Dalam kesempatan tersebut, FX Analyst CNBC Indonesia, Elvan Chandra Widyatama, menyampaikan estimasinya mengenai arah pergerakan suku bunga acuan. Menurut pandangan Elvan Chandra Widyatama, peluang bagi Bank Indonesia untuk memangkas BI Rate dalam waktu dekat diperkirakan cukup kecil. Estimasi ini didasarkan pada analisis mendalam terhadap berbagai indikator ekonomi makro yang saat ini sedang berkembang. Kecilnya peluang penurunan suku bunga acuan ini tentu menjadi perhatian serius bagi pelaku pasar yang mengharapkan adanya pelonggaran kebijakan moneter untuk mendorong pertumbuhan ekonomi.
Prospek Ekonomi Global 2026, Bank Indonesia Proyeksikan Pertumbuhan Bertahan di Angka 3 Persen

Lebih lanjut, Elvan Chandra Widyatama menjelaskan bahwa kecilnya peluang bagi Bank Indonesia untuk memotong BI Rate dipengaruhi oleh beberapa faktor global yang saling berkaitan. Salah satu faktor utamanya adalah masih berlanjutnya gejolak harga minyak dunia yang memberikan dampak langsung pada tingkat inflasi. Selain fluktuasi harga minyak dan efeknya terhadap inflasi, kondisi ini juga diperumit oleh adanya potensi kenaikan suku bunga acuan dari Bank Sentral Amerika Serikat, The Fed. Potensi kenaikan suku bunga acuan oleh The Fed tersebut diperkirakan masih dapat berlanjut hingga akhir tahun 2026 mendatang.
Di sisi lain, selain peluang penurunan yang kecil, potensi kenaikan BI Rate justru masih tetap terbuka lebar. Elvan Chandra Widyatama memaparkan bahwa potensi kenaikan suku bunga acuan Bank Indonesia ini sangat bergantung pada pergerakan nilai tukar Rupiah di pasar keuangan. Tidak hanya bergantung pada pergerakan nilai tukar Rupiah terhadap mata uang asing, arah kebijakan BI Rate ke depan juga akan sangat ditentukan oleh arah kebijakan suku bunga acuan The Fed, yaitu Fed Funds Rate (FFR). Kedua faktor tersebut menjadi acuan utama bagi Bank Indonesia dalam menentukan langkah moneter selanjutnya.

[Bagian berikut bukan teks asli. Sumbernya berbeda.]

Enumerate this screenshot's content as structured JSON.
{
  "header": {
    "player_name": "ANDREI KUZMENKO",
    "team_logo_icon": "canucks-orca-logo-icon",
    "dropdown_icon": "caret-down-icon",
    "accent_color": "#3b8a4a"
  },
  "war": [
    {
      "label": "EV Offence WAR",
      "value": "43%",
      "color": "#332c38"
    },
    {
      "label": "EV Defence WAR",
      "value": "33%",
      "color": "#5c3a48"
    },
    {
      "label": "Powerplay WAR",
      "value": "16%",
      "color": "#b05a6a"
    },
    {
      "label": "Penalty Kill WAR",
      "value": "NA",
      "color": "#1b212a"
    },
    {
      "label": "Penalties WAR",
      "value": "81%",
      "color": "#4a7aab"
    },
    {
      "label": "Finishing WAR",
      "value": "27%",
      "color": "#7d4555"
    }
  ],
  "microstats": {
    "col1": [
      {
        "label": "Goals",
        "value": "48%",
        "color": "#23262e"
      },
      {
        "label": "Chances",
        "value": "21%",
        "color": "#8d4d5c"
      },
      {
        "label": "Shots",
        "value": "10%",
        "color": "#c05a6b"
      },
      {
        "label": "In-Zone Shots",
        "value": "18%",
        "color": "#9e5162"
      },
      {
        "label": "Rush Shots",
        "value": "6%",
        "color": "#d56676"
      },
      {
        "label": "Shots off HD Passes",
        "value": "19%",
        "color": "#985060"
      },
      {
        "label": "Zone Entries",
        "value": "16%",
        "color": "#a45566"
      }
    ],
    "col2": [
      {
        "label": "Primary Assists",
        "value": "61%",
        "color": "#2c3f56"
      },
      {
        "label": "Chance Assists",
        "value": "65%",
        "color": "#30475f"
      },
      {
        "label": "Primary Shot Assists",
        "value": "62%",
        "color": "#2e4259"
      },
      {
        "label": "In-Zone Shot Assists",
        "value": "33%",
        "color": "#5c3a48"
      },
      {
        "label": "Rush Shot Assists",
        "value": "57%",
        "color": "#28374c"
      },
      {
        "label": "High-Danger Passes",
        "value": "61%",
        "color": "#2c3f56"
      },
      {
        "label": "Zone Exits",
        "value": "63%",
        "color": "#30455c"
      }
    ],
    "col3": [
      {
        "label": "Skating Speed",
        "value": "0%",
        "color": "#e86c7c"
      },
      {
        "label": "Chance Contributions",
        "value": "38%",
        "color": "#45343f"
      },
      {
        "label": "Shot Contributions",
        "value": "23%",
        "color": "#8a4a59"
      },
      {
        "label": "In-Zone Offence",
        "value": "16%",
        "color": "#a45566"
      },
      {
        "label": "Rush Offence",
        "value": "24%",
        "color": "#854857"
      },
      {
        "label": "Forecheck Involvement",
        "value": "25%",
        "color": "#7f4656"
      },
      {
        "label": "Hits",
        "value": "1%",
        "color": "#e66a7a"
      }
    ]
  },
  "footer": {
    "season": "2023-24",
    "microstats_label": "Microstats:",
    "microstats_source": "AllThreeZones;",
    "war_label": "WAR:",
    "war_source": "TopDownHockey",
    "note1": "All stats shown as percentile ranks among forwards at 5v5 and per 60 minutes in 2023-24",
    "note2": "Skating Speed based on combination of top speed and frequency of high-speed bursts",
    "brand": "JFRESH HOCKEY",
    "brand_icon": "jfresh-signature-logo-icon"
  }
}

Ketergantungan Impor Minyak Indonesia dan Strategi Mandatori Biodiesel B50

Hubungan antara kebijakan Bank Indonesia dan Bank Sentral Amerika Serikat memang sangat erat dalam konteks ekonomi global saat ini. Jika The Fed memutuskan untuk mengerek naik Fed Funds Rate (FFR), maka BI Rate juga memiliki potensi atau peluang yang cukup besar untuk ikut mengalami kenaikan. Oleh karena itu, para pelaku ekonomi perlu mencermati pergerakan nilai tukar Rupiah serta arah kebijakan FFR dari The Fed. Dengan memantau faktor-faktor penentu tersebut, pasar dapat mengantisipasi kemungkinan kenaikan BI Rate yang dipengaruhi oleh kebijakan moneter Amerika Serikat serta gejolak inflasi global.